Compilation album by M.O.D.
- Released: November 1995
- Recorded: Pyramid Sound, Ithaca, New York Trax East Studios, South River, New Jersey, United States
- Genre: Crossover thrash
- Length: 59:59
- Label: Megaforce Records
- Producer: Steve Evetts Rob Hunter Scott Ian Billy Milano Alex Perialas Ernie Schaeffer

M.O.D. chronology
| Devolution (1994) | Loved by Thousands, Hated by Millions (1995) | Dictated Aggression (1996) |

= Loved by Thousands, Hated by Millions =

Loved by Thousands, Hated by Millions is a compilation album of songs from American crossover thrash band, M.O.D. It was released in 1995 on Megaforce Records and contains material from the band's first three albums - U.S.A. for M.O.D., Gross Misconduct, and Rhythm of Fear - and the EP, Surfin' M.O.D.. It also contains a number of new songs which were previously not on any other album.

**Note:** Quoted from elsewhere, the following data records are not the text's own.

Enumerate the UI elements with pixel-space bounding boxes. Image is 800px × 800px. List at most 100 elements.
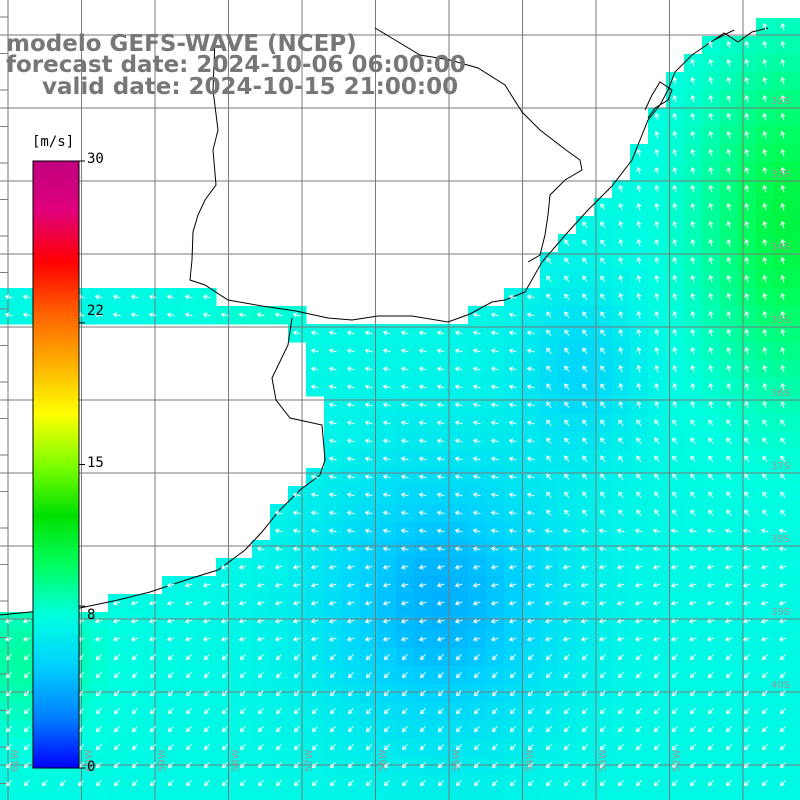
wind-arrow: [780, 491, 786, 499]
wind-arrow: [564, 383, 570, 391]
wind-arrow: [472, 366, 481, 372]
wind-arrow: [418, 402, 427, 408]
wind-arrow: [726, 473, 732, 481]
wind-arrow: [346, 492, 355, 498]
wind-arrow: [418, 420, 427, 426]
wind-arrow: [23, 708, 30, 715]
wind-arrow: [618, 184, 624, 193]
wind-arrow: [436, 348, 445, 354]
wind-arrow: [635, 708, 642, 715]
wind-arrow: [401, 690, 408, 697]
wind-arrow: [418, 582, 427, 588]
wind-arrow: [780, 346, 786, 355]
wind-arrow: [582, 347, 588, 355]
wind-arrow: [778, 564, 787, 570]
wind-arrow: [256, 636, 265, 642]
wind-arrow: [221, 690, 228, 697]
valid-date: valid date: 2024-10-15 21:00:00: [42, 74, 459, 100]
wind-arrow: [762, 130, 768, 139]
wind-arrow: [652, 636, 661, 642]
wind-cell: [432, 792, 451, 800]
wind-arrow: [364, 474, 373, 480]
wind-arrow: [310, 474, 319, 480]
wind-arrow: [328, 582, 337, 588]
wind-cell: [792, 162, 800, 181]
wind-arrow: [725, 708, 732, 715]
wind-arrow: [707, 690, 714, 697]
wind-arrow: [636, 274, 642, 283]
wind-arrow: [762, 346, 768, 355]
wind-arrow: [455, 780, 462, 787]
wind-arrow: [382, 384, 391, 390]
wind-arrow: [726, 166, 732, 175]
wind-arrow: [202, 600, 211, 606]
wind-arrow: [670, 618, 679, 624]
wind-cell: [522, 792, 541, 800]
wind-cell: [792, 630, 800, 649]
wind-arrow: [203, 726, 210, 733]
wind-arrow: [328, 456, 337, 462]
wind-arrow: [672, 238, 678, 247]
wind-arrow: [508, 420, 517, 426]
wind-arrow: [472, 582, 481, 588]
wind-arrow: [780, 112, 786, 121]
wind-arrow: [654, 202, 660, 211]
wind-arrow: [780, 40, 786, 49]
wind-arrow: [726, 58, 732, 67]
wind-arrow: [744, 184, 750, 193]
wind-arrow: [599, 762, 606, 769]
wind-cell: [144, 792, 163, 800]
wind-arrow: [654, 382, 660, 391]
wind-cell: [396, 792, 415, 800]
wind-arrow: [527, 708, 534, 715]
wind-arrow: [780, 130, 786, 139]
wind-arrow: [582, 293, 588, 301]
wind-arrow: [636, 455, 642, 463]
wind-arrow: [742, 528, 751, 534]
wind-arrow: [778, 546, 787, 552]
wind-arrow: [780, 364, 786, 373]
wind-arrow: [400, 366, 409, 372]
wind-arrow: [5, 708, 12, 715]
wind-cell: [792, 180, 800, 199]
wind-arrow: [527, 726, 534, 733]
wind-arrow: [59, 780, 66, 787]
wind-arrow: [744, 364, 750, 373]
wind-arrow: [672, 166, 678, 175]
wind-arrow: [346, 510, 355, 516]
wind-arrow: [618, 455, 624, 463]
wind-arrow: [582, 257, 588, 265]
wind-arrow: [509, 672, 516, 679]
wind-arrow: [257, 690, 264, 697]
wind-arrow: [600, 437, 606, 445]
wind-arrow: [275, 726, 282, 733]
wind-arrow: [490, 474, 499, 480]
wind-cell: [792, 594, 800, 613]
wind-arrow: [690, 256, 696, 265]
wind-arrow: [473, 780, 480, 787]
wind-arrow: [706, 528, 715, 534]
wind-arrow: [328, 546, 337, 552]
wind-arrow: [508, 402, 517, 408]
wind-arrow: [364, 510, 373, 516]
wind-arrow: [635, 744, 642, 751]
wind-arrow: [672, 292, 678, 301]
wind-arrow: [760, 636, 769, 642]
wind-arrow: [526, 546, 535, 552]
wind-arrow: [95, 654, 102, 661]
wind-arrow: [383, 654, 390, 661]
wind-arrow: [582, 509, 588, 517]
wind-arrow: [672, 112, 678, 121]
wind-arrow: [725, 654, 732, 661]
wind-arrow: [672, 274, 678, 283]
wind-arrow: [400, 438, 409, 444]
wind-arrow: [328, 384, 337, 390]
wind-arrow: [437, 762, 444, 769]
wind-arrow: [238, 618, 247, 624]
wind-arrow: [672, 202, 678, 211]
wind-arrow: [762, 238, 768, 247]
wind-arrow: [778, 600, 787, 606]
wind-arrow: [437, 744, 444, 751]
wind-arrow: [708, 94, 714, 103]
wind-arrow: [400, 384, 409, 390]
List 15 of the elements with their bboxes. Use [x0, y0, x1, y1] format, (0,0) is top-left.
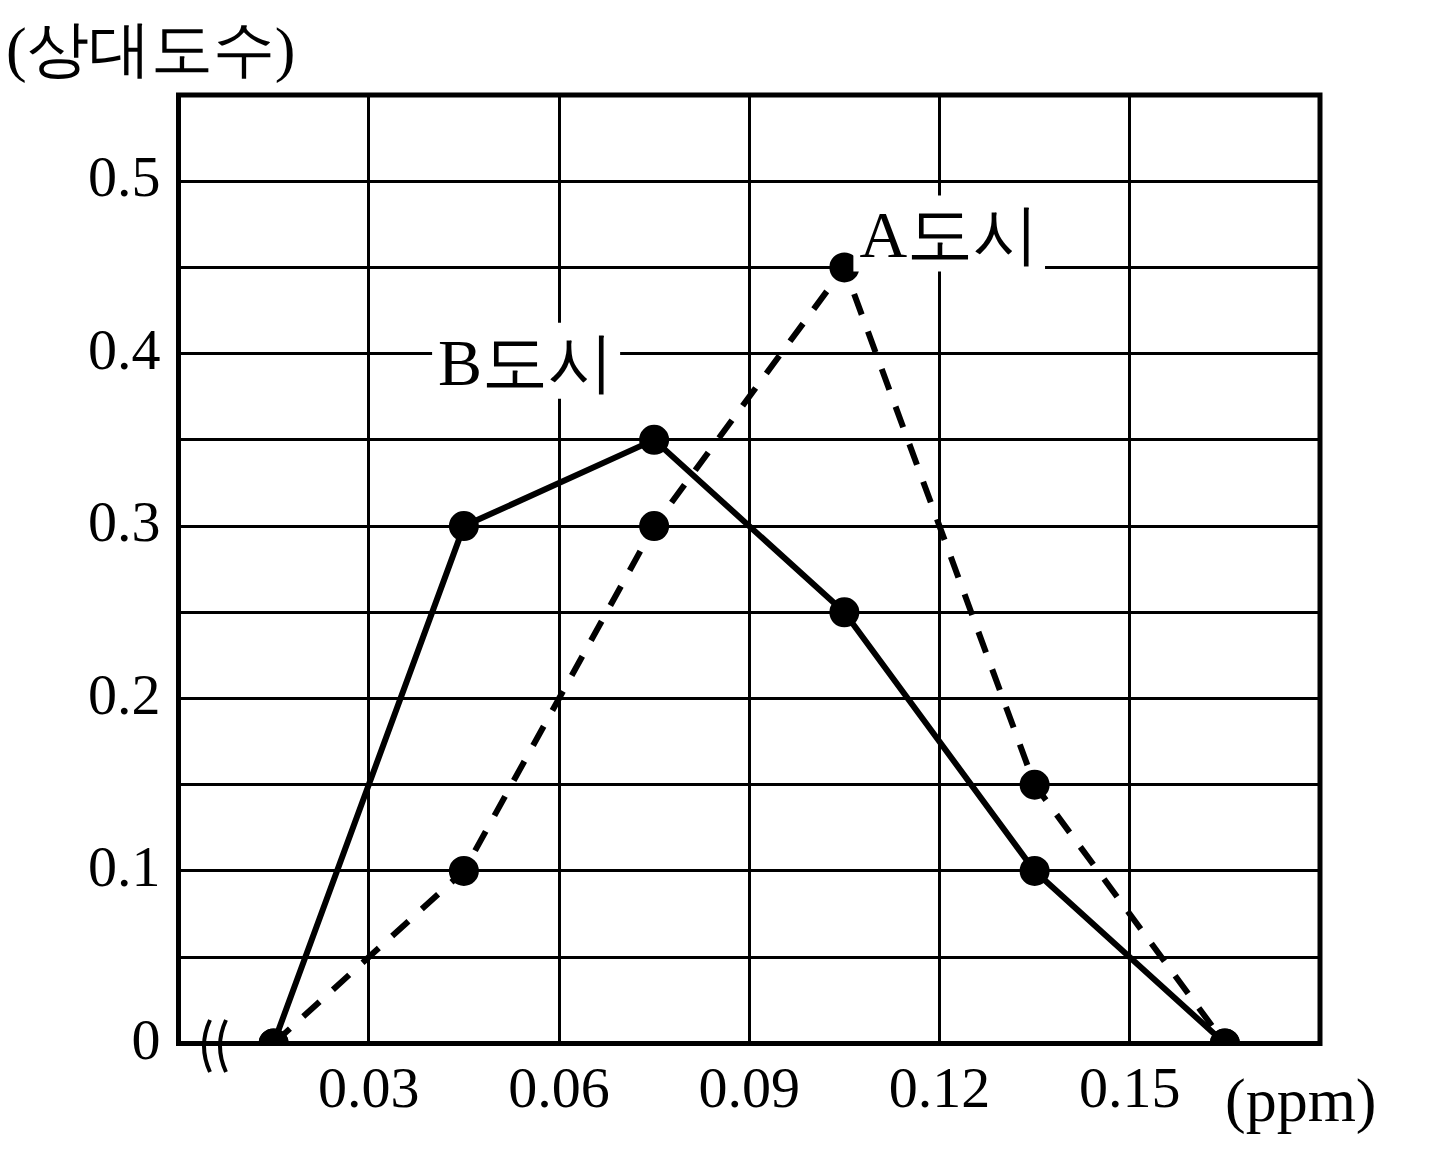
- y-tick-label: 0.3: [88, 489, 161, 555]
- x-tick-label: 0.09: [698, 1055, 800, 1121]
- y-tick-label: 0: [131, 1006, 161, 1072]
- x-tick-label: 0.15: [1079, 1055, 1181, 1121]
- series-label: B도시: [438, 325, 615, 399]
- y-tick-label: 0.1: [88, 834, 161, 900]
- y-tick-label: 0.5: [88, 144, 161, 210]
- y-tick-label: 0.2: [88, 661, 161, 727]
- x-tick-label: 0.03: [318, 1055, 420, 1121]
- x-tick-label: 0.12: [888, 1055, 991, 1121]
- y-tick-label: 0.4: [88, 316, 161, 382]
- y-axis-title: (상대도수): [6, 15, 296, 84]
- series-label: A도시: [859, 198, 1040, 272]
- x-axis-title: (ppm): [1225, 1066, 1377, 1136]
- x-tick-label: 0.06: [508, 1055, 610, 1121]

Songs from the band's previous album, 1994's Devolution, were not included on this compilation because it was their first for another label. All albums up until then had been on Megaforce Records. Dictated Aggression, their subsequent album, was on Music For Nations.

Professional ratings
Review scores
| Source | Rating |
| Allmusic |  |

==Track listing==

| No. | Title | Length |
|---|---|---|
| 1. | "Noize" | 0:13 |
| 2. | "Aren't You Hungry?" | 3:26 |
| 3. | "Spandex Enormity" | 5:27 |
| 4. | "A.I.D.S." | 2:00 |
| 5. | "Hate Tank" | 2:13 |
| 6. | "Goldfish" | 1:01 |
| 7. | "Surfin' U.S.A." | 2:32 |
| 8. | "Surf's Up" | 2:03 |
| 9. | "Mr. Oofus" | 3:37 |
| 10. | "No Glove, No Love" | 2:51 |
| 11. | "True Colors" | 3:49 |
| 12. | "Livin' in the City" | 1:58 |
| 13. | "Get Up and Dance" | 2:59 |
| 14. | "Rhymestein" | 2:36 |
| 15. | "Irresponsible" | 2:26 |
| 16. | "Rally (N.Y.C.)" | 1:40 |
| 17. | "The Ballad of Dio" | 0:11 |
| 18. | "Bubble Butt" | 0:44 |
| 19. | "Short but Sweet" | 0:07 |
| 20. | "Ode to Harry" | 1:30 |
| 21. | "Vents" | 0:09 |
| 22. | "Theme Song" | 2:10 |
| 23. | "Bonanza" | 2:44 |
| 24. | "Buckshot Blues" | 0:11 |
| 25. | "Clubbin' Seals" | 1:55 |
| 26. | "U.S. Dreams" | 2:28 |
| 27. | "He's Dead Jim" | 1:50 |
| 28. | "Get the Boot" | 3:12 |
| 29. | "Color My World" | 1:57 |

==Credits==
- Billy Milano - vocals, bass
- Tim McMurtrie - guitar
- John Pereksta - guitar
- Louis Svitek - guitar
- Joe Young - guitar
- Scott Ian - acoustic guitar
- Ken Balone - bass
- John Monte - bass
- Rob Moschetti - bass
- John Pereksta - bass
- Dave Chavarri - drums
- Keith Davis - drums
- Tim Mallare - drums
- Darren Verpeut - drums
- Recorded at Pyramid Sound, Ithaca, New York, and Trax East Studios, South River, New Jersey, USA
- Produced by Steve Evetts, Rob Hunter, Scott Ian, Billy Milano, Alex Perialas, and Ernie Schaeffer
- Edited by Rob Hunter at Pyramid Sound
- Cover art by Anthony Ferrara

== Miscellanea ==
The quote "Loved by Thousands, Hated by Millions" first appears in the 1975 Paul Bartel's movie Death Race 2000 when a television reporter introduces Machine Gun Joe Viterbo. Machine Gun Joe Viterbo was played by Sylvester Stallone.